La décristallisation amoureuse n'est pas encore commencée.
mardi 27 octobre
J'ai du mal à imaginer que la distance nous ferait tout arrêter. Je ne peux me résoudre à accepter que tout se termine, pour qui, pour quoi. Ce qui ne nous tue pas nous rend plus fort. Des clous, oui !
Il y a un trou dans ma poitrine.
Je n'ai pas respecté les règles du jeu. Je suis mauvaise perdante.
Qui l'eut crût ? Que de nous deux jaillirait cette espèce de guimauve dégueulasse. On se refuse à le croire, à le dire mais c'est trop tard. On s'étouffe de l'intérieur et déjà, déjà je sens le vent tourner.
Je ne veux pas passer de l'insouciance à la peine, me dire que tout cela n'a servi à rien. Je refuse de baisser les bras avant d'avoir tout essayé.
Je suis têtue.
Tous ces jours, t'attendre, et se dire " plus que", "encore quelques jours".

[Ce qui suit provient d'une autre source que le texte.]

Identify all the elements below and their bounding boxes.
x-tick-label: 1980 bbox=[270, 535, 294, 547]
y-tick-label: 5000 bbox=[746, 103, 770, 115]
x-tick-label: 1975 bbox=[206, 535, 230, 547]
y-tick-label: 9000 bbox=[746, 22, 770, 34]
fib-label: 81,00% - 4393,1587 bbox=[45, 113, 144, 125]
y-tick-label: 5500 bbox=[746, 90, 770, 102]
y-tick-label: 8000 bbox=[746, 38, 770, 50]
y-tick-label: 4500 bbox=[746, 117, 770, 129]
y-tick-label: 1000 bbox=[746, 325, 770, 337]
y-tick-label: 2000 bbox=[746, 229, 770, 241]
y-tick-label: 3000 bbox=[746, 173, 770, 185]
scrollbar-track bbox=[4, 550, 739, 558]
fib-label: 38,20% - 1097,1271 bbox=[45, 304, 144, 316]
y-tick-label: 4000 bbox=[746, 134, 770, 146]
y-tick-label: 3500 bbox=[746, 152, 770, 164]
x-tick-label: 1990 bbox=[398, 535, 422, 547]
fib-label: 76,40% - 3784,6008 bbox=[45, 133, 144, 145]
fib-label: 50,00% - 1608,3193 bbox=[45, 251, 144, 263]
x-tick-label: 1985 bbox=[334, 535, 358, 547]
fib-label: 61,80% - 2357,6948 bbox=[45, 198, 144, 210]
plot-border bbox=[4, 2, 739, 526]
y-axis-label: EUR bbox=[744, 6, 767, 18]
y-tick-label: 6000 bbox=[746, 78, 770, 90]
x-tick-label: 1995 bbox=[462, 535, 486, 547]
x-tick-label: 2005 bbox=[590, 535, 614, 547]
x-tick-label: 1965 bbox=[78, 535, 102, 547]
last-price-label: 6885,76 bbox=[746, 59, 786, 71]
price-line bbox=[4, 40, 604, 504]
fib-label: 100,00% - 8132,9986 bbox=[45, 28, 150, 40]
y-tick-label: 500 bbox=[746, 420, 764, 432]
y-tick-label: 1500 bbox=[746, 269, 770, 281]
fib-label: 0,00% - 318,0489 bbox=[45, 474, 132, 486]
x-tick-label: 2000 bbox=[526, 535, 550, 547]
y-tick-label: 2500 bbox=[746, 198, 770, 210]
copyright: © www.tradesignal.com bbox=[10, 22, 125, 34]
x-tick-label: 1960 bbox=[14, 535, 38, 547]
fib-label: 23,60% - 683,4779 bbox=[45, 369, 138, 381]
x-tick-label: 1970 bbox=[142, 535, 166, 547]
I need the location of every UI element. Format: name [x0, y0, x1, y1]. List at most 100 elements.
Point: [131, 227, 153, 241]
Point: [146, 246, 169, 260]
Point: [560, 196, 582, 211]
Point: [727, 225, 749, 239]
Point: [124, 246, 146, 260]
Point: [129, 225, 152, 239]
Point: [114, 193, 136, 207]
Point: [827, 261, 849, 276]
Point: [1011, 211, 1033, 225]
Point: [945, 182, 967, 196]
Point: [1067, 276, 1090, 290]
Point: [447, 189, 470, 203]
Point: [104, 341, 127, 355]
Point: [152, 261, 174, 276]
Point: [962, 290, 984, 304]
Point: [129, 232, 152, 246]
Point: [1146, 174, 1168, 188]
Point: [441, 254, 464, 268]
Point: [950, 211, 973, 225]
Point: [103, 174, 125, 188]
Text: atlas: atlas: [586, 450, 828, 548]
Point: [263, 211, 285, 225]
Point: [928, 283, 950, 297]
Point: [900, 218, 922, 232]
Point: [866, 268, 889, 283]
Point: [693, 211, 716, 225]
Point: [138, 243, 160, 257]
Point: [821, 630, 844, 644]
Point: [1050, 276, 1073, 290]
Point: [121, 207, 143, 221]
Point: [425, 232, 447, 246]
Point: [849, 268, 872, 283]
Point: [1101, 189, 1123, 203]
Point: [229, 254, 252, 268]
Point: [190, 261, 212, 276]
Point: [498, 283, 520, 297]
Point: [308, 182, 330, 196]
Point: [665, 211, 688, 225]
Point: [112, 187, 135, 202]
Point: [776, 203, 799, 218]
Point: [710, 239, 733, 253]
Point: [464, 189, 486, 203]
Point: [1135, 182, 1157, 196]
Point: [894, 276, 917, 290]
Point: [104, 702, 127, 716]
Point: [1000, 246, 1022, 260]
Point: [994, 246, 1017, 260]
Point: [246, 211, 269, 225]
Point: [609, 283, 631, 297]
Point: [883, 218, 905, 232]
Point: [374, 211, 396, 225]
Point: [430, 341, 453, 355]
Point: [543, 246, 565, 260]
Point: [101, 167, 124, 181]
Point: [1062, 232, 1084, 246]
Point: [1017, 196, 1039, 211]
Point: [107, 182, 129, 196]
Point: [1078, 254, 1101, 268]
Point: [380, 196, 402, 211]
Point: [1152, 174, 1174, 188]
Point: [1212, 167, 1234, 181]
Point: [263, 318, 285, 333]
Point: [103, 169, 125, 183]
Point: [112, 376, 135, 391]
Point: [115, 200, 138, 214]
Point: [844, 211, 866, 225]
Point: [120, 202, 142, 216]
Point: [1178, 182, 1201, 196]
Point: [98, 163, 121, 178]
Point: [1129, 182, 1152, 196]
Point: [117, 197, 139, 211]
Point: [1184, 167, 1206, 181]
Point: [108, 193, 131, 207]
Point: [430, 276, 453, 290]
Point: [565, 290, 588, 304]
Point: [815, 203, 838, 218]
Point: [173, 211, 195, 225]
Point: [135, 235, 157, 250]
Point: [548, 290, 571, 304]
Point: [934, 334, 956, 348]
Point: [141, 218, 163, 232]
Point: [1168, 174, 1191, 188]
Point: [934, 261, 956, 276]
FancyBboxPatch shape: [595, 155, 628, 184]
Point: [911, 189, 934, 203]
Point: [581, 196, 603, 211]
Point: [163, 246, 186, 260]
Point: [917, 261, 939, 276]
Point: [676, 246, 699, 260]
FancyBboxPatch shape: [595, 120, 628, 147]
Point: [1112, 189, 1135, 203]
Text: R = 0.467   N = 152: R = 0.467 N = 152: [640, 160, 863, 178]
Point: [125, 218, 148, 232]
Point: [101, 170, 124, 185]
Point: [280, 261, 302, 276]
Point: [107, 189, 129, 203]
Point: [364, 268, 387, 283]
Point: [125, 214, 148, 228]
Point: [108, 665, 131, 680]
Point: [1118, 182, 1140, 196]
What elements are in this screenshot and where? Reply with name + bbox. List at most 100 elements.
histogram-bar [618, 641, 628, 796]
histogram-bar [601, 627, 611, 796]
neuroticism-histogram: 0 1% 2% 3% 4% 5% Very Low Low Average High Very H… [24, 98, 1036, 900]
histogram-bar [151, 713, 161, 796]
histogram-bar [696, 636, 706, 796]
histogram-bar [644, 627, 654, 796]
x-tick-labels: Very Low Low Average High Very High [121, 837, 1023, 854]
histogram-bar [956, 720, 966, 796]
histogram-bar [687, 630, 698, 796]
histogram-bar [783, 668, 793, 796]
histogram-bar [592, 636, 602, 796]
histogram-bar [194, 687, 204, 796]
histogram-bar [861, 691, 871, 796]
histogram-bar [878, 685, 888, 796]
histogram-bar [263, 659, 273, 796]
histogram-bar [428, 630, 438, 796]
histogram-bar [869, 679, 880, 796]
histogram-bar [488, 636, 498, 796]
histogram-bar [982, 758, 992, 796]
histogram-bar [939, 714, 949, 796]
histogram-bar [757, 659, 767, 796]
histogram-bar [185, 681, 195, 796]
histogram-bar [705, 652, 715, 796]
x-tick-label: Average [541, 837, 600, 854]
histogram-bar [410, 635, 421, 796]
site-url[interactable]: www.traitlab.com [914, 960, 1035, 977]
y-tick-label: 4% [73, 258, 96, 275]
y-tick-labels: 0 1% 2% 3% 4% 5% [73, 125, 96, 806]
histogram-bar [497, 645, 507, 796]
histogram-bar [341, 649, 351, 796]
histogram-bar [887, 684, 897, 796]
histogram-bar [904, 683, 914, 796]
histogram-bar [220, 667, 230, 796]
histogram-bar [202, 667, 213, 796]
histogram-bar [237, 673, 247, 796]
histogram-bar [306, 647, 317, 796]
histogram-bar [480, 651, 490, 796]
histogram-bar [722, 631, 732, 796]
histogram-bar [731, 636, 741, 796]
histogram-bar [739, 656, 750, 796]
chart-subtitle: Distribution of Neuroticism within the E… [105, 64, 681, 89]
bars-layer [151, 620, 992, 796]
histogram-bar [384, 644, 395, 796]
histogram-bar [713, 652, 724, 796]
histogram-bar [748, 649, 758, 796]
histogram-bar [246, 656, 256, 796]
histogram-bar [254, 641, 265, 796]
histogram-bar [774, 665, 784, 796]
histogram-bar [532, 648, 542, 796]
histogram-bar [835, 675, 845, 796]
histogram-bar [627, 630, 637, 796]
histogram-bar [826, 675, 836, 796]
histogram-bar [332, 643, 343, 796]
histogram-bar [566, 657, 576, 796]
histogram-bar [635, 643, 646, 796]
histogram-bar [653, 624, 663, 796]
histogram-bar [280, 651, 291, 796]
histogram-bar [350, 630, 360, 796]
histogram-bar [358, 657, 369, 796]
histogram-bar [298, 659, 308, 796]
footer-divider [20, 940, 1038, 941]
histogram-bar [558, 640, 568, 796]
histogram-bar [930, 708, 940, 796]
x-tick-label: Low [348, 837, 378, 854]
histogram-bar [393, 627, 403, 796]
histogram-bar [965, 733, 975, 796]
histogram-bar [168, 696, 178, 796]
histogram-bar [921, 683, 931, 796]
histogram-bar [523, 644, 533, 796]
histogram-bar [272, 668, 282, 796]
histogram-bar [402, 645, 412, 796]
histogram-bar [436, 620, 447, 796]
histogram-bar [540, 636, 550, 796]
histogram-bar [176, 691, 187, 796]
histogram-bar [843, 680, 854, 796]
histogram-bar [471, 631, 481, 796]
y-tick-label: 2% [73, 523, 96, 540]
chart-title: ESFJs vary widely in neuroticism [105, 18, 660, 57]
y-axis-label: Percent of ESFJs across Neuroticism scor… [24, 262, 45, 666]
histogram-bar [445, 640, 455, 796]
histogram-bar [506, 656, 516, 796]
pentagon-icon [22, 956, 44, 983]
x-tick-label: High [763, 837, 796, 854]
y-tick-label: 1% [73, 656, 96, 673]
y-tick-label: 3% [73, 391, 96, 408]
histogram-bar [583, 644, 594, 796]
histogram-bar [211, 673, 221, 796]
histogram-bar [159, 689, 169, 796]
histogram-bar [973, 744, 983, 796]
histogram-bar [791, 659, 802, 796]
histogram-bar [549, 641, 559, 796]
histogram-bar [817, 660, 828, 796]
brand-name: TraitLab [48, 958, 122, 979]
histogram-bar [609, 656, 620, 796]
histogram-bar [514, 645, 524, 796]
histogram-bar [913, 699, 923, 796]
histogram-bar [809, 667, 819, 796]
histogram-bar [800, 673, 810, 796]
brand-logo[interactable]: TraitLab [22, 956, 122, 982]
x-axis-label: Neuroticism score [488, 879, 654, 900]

Est-ce qu'on va encore remettre ça sur le compte des autres ? Ces autres, qu'ont-ils fait pour nous pousser à commettre ce qui apparaît comme irréparable ? Ils nous ont laissé vivre et c'est cela même le plus triste. Nous qui réfutons les codes, on regrette d'en avoir franchi les limites. Et c'est à nous d'assumer ça.
Il y a comme un décalage entre nous et le reste de l'univers.
Le pire de tout ? C'est de vivre l'unicité de ces moments, avant de se dire que ce que nous partageons ne nous appartient même pas, car d'autres l'ont vécu, le vivent et le vivront.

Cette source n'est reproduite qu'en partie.